In 2001, Zhe-Xi Luo and colleagues alternatively proposed that a tribosphenic molar pattern had arisen twice (compare Figure 3, top)—once giving rise to the marsupials and placentals (Boreosphenida), and once producing Ambondro, the Cretaceous Australian Ausktribosphenos, and the living monotremes, which first appeared in the Cretaceous (united as Australosphenida). They characterized Australosphenida by the shared presence of a cingulum on the outer front corner of the lower molars, a short and broad talonid, a relatively low trigonid, and a triangulated last lower premolar.

Also in 2001, Denise Sigogneau-Russell and colleagues in their description of the earliest Laurasian tribosphenic mammal, Tribactonodon, agreed with the relationship between Ausktribosphenos and monotremes, but argued that Ambondro was closer to Laurasian tribosphenidans than to Ausktribosphenos and monotremes. As evidence against the integrity of Australosphenida, they cited the presence of lingual cingula in various non-australosphenidan mammals; the presence of two cusps in the anterior cingulum in Ambondro as well as some boreosphenidans; the different appearance of the premolar in Ambondro (flat) and Ausktribosphenos (squared); and the contrast between the talonids of Ambondro (with a well-developed hypoconid on the labial side) and Ausktribosphenos (squared).

The next year, Luo and colleagues published a more thorough analysis confirming their previous conclusion and adding the Cretaceous Australian Bishops to Australosphenida. They mentioned the condition of the hypoconulid, which is inclined forward, rather than backward as in boreosphenidans, as an additional australosphenidan character and noted that Ausktribosphenos and monotremes were united, to the exclusion of Ambondro, by the presence of a V-shaped notch in the distal metacristid. In the same year, Asfaltomylos was described from the Jurassic of Argentina as another australosphenidan. In contrast to Ambondro, this animal lacked a distal metacristid and did not have as well-developed a lingual cingulum.
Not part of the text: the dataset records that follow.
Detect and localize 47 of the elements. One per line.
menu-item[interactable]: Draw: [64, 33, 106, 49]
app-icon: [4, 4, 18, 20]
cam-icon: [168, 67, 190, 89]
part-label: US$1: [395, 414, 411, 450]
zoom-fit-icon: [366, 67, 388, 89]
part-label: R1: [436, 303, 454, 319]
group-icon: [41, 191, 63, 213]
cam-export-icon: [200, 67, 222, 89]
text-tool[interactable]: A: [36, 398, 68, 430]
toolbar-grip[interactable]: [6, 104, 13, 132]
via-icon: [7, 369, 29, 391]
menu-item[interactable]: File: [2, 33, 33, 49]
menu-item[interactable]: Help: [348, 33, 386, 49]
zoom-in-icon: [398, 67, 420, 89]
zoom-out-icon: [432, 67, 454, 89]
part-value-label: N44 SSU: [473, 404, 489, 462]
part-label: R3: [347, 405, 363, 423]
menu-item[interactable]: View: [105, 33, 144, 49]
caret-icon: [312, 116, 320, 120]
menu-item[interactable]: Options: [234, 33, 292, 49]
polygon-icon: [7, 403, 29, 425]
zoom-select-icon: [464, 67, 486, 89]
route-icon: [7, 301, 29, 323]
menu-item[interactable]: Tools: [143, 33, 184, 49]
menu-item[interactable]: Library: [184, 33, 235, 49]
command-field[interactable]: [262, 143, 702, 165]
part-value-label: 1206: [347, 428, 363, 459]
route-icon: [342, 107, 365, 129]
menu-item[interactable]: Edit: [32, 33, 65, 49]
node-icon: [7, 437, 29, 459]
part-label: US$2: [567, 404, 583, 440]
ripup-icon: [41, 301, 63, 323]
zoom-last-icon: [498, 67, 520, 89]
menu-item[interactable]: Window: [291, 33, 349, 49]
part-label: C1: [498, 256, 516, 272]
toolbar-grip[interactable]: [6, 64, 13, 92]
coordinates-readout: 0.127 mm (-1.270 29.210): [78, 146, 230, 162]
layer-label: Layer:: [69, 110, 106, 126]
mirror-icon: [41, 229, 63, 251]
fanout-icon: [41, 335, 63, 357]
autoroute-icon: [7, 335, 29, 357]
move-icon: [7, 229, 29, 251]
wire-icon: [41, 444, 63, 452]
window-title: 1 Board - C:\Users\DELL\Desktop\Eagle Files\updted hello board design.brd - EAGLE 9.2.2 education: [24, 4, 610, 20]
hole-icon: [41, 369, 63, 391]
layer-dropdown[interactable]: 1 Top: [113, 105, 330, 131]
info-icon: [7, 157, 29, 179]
However, in 2003 Michael Woodburne and colleagues revised the phylogenetic analysis published by Luo and colleagues, making several changes to the data, particularly in the monotremes. Their results (Figure 3, bottom) challenged the division between Australosphenida and Boreosphenida, as proposed by Luo et al. Instead, they excluded monotremes from Australosphenida and placed the remaining australosphenidans close to Eutheria, with Ambondro most closely related to Asfaltomylos. In 2007, Guillermo Rougier and colleagues described another australosphenidan, Henosferus, from the Jurassic of Argentina; they argued against a relationship between Eutheria and Australosphenida (Figure 3, top), but were ambivalent about the placement of monotremes within Australosphenida. Based in part on Martin and Rauhut's earlier work on wear facets in australosphenidans, they questioned the presence of a true functional protocone on the upper molars of non-monotreme australosphenidans—none of which are known from upper teeth—and consequently suggested that australosphenidans may not, after all, have had truly tribosphenic teeth.